India’s overture towards Russian oil is first and foremost a risk mitigation strategy against any disruption in the Hormuz Strait. India receives a whopping 60 percent of its total crude needs from the Middle East – should any sort of conflagration envelop the region, leading to the closure of the Strait, India would be missing some 2.7mbpd of crude. Two Middle Eastern crude producers stand out – in 2019 India took in 0.846mbpd of crude from Saudi Arabia, lagging only behind the top supplier Iraq, at 1.032mbpd. Hence, one should expect Russian and US exports to the India to be on the increase in 2020-2021, for reasons that eclipse merely financial considerations whilst New Delhi continues to walk the fine line of maintaining a foreign policy equidistant from Russia and the United States.

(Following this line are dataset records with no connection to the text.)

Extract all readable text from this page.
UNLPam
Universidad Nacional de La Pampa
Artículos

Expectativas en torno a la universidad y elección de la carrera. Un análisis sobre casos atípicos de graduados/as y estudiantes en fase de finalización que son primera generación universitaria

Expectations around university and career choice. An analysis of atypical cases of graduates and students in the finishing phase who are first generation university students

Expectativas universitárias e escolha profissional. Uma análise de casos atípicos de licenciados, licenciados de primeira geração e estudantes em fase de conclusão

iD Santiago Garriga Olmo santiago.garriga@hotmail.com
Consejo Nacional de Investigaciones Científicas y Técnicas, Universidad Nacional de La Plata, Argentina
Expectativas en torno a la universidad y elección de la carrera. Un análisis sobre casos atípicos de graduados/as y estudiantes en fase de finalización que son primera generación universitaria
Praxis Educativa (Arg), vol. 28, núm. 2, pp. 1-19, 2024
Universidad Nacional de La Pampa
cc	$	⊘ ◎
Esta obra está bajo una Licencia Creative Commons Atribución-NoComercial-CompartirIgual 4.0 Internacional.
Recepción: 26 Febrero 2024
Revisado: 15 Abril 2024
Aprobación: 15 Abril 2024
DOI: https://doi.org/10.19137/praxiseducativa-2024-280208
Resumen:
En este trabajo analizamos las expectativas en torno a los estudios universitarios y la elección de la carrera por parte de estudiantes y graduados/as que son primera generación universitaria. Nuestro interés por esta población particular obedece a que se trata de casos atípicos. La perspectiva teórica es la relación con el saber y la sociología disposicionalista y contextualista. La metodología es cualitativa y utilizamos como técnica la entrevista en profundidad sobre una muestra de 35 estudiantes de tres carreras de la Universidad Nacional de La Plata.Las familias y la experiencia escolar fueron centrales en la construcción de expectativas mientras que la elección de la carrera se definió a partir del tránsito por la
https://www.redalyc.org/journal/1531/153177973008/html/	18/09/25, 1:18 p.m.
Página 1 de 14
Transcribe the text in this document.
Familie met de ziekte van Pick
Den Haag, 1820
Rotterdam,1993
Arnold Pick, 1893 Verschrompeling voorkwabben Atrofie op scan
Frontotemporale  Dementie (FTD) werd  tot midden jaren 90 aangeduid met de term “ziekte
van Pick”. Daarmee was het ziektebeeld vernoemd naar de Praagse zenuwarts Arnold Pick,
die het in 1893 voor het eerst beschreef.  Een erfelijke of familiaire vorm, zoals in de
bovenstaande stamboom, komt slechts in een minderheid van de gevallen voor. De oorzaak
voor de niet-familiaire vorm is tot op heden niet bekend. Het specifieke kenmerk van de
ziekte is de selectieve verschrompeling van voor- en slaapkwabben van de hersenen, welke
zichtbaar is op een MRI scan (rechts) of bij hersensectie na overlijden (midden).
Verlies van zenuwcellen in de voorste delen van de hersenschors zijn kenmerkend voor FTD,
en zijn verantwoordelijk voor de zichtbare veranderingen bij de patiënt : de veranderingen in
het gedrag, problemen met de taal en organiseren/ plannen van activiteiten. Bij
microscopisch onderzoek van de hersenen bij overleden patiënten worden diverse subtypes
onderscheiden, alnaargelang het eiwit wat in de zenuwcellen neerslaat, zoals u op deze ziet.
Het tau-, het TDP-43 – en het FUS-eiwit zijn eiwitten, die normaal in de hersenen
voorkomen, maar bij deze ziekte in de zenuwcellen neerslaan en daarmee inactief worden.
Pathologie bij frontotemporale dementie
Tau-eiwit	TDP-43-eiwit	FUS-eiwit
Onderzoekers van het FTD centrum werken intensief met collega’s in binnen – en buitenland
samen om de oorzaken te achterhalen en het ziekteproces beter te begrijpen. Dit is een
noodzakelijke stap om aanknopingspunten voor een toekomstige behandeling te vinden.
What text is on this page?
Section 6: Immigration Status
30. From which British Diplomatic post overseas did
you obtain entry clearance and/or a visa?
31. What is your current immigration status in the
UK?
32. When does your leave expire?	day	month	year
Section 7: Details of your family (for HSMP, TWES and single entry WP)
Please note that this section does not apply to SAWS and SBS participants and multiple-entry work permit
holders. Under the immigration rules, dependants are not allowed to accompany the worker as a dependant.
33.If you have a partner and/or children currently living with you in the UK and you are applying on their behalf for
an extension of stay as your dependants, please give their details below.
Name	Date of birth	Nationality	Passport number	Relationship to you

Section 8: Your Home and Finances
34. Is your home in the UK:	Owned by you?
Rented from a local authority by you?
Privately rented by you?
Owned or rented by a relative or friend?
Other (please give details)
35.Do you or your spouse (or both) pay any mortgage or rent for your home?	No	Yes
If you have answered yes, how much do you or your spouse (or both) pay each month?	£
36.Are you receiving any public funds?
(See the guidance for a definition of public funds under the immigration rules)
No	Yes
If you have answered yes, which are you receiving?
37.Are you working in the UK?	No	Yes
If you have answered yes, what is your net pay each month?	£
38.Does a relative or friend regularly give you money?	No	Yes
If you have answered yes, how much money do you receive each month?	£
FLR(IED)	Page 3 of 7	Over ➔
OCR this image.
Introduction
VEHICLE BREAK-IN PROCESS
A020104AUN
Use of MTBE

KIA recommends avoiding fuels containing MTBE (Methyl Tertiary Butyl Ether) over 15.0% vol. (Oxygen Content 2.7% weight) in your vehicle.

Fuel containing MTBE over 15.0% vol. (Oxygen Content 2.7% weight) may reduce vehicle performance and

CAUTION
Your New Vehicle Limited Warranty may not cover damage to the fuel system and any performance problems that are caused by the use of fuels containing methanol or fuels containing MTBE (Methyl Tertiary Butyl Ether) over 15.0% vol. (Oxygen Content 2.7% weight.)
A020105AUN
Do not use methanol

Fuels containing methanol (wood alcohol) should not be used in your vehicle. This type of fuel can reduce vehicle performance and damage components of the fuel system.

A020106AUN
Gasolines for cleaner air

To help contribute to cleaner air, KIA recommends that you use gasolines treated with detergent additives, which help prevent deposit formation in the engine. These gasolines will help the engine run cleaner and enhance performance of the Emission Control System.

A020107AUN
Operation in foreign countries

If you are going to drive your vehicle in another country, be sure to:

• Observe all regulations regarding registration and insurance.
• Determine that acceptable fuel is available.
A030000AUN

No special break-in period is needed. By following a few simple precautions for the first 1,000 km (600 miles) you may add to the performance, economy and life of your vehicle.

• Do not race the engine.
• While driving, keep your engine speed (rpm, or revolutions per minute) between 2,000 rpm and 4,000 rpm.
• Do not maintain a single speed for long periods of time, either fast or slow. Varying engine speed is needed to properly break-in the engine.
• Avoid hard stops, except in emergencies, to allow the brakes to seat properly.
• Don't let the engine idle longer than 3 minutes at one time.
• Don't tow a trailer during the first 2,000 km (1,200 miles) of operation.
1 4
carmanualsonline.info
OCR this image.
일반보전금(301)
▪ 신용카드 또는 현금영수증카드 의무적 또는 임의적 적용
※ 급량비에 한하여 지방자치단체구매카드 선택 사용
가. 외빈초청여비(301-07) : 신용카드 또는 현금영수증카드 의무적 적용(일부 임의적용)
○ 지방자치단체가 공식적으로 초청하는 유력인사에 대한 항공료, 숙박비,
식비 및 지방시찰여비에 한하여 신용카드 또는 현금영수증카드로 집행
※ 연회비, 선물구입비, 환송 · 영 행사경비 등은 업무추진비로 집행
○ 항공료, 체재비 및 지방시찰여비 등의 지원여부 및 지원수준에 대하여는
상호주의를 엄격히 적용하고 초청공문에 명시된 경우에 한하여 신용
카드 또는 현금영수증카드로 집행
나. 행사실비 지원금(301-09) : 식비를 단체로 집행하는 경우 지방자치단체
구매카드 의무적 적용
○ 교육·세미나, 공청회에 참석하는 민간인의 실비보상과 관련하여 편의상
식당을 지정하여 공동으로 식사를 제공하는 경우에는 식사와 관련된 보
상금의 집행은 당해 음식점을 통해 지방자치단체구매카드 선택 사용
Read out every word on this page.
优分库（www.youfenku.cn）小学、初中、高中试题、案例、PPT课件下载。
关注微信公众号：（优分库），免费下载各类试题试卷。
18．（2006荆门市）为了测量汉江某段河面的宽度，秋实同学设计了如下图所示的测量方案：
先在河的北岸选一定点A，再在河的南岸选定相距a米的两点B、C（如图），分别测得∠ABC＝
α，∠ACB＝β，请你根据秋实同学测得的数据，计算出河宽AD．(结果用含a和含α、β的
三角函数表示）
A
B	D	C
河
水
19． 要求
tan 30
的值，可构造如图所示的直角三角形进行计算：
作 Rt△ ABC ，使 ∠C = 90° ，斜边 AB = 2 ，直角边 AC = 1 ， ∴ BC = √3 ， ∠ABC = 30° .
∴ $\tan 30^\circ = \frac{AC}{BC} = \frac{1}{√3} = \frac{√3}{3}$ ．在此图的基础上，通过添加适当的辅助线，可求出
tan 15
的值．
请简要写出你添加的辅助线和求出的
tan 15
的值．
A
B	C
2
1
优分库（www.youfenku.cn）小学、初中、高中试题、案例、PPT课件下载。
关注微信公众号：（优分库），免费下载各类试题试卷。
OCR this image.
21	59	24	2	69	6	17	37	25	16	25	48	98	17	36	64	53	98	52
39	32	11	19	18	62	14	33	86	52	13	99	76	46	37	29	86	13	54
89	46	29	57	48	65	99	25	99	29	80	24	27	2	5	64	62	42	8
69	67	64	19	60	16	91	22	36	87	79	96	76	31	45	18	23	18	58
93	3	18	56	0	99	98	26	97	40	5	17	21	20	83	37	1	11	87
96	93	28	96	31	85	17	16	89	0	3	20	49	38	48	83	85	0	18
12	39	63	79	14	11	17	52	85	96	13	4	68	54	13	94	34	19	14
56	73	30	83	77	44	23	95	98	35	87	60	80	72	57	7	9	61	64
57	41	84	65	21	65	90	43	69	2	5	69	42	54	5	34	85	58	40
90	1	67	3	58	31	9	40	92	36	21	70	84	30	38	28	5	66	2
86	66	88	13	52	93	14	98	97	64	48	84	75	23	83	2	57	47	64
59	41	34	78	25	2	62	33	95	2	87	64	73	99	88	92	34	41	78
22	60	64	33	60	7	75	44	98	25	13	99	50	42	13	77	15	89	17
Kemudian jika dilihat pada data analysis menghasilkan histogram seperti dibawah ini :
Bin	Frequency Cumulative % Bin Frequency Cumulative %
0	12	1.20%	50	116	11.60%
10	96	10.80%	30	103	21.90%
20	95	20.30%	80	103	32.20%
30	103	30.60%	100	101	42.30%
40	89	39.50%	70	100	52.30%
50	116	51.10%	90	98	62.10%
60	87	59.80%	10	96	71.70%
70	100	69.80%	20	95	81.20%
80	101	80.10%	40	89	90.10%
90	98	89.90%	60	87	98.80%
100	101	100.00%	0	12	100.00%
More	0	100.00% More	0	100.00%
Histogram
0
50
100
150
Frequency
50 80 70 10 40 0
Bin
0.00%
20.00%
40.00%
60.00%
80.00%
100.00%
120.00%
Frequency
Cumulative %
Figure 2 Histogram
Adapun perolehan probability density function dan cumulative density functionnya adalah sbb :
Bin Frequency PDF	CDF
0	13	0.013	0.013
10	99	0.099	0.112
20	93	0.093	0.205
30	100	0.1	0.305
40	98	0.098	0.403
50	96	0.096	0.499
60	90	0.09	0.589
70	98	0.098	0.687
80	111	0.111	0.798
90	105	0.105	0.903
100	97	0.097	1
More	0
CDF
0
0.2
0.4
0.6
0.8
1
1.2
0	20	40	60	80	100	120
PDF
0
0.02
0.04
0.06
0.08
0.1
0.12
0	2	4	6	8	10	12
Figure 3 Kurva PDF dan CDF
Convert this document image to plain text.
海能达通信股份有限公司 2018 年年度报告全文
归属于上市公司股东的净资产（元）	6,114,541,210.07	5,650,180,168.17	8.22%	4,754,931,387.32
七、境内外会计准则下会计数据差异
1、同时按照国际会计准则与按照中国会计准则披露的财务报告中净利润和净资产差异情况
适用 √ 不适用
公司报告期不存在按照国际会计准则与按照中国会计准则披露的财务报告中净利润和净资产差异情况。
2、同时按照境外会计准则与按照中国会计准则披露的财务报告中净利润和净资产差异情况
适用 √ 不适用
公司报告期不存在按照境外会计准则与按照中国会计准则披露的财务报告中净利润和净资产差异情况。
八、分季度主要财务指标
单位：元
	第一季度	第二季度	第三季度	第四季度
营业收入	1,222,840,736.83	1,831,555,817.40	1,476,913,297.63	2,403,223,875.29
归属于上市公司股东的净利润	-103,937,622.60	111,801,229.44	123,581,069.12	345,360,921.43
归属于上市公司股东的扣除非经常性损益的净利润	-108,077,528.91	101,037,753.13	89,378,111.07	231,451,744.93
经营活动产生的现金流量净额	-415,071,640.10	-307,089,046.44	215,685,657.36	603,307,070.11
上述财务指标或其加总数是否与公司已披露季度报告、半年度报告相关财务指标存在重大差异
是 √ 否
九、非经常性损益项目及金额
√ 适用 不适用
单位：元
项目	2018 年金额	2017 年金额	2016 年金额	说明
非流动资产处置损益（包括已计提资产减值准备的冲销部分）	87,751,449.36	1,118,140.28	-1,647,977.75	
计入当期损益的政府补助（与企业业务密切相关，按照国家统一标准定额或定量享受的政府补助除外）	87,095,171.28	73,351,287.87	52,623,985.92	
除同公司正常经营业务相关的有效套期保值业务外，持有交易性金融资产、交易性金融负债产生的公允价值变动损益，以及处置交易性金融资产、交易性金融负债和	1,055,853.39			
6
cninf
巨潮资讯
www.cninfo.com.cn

However, Rosneft’s interest in India will materialize in new forthcoming investments, making the first IOC deal the harbinger of things to come. As a matter of fact, it is not only IOC that has been looking into the possibility of concluding a supply agreement with Russian NOCs – both Hindustan Petroleum and Bharat Petroleum expressed their interest. In the case of the latter it is especially pertinent as Rosneft seems intent to bid for the state’s stake in BPCL (52.98 percent of the refiner) – news which made BPCL shares rally 13 percent in just three days last week. Rosneft still holds the record on the largest-ever foreign investment in India, with the aggregate cost of buying Essar Oil at $12.9 billion. Interestingly enough, Rosneft’s first step to purchase Essar in 2017 was also made by means of a term supply contract, further backed up by a top-level expression of interest.
Rosneft’s motivation is fairly understandable – already endowed with downstream and retail capacities around the country, it could consolidate its India assets and grow even bigger. Were the Russian NOC to buy BPCL, its retail network would reach almost 25 percent of India’s total. India already is a massive market (despite the state of stagnation it has faced in the past year or so) and with India becoming the world’s youngest nation (average age of 29 years) still holds a lot of promise. In contrast, the Indian government wants tangible results in the short term – Modi’s cabinet has set the target of raising $14.5 billion from privatizing company stakes owned by the state. With April 2020, the start of the new financial year, coming soon and still only less than a quarter of the supposed privatization income available, President Modi really needs a bold story to sell.
Rosneft will have to vie with Middle Eastern national oil companies if it wants to get Bharat Petroleum as Saudi Aramco and ADNOC expressed their interest, too. Initially the Indian government wanted Western oil majors, too, to come onboard, however Total expressed its lack of interest in Indian downstream, BP remains hesitant whether the juice is worth the squeeze and American firms seem to prioritize large-scale investments at home. Given Rosneft’s deep ties to the Russian state, the Russian NOC can offer an upstream quid-pro-quo – offering India a larger share in Arctic Oil, its newest project for which it seeks huge tax breaks. Seems a fair price to pay for BPCL’s three refineries with an aggregate refining capacity for 35.3 million tons per year.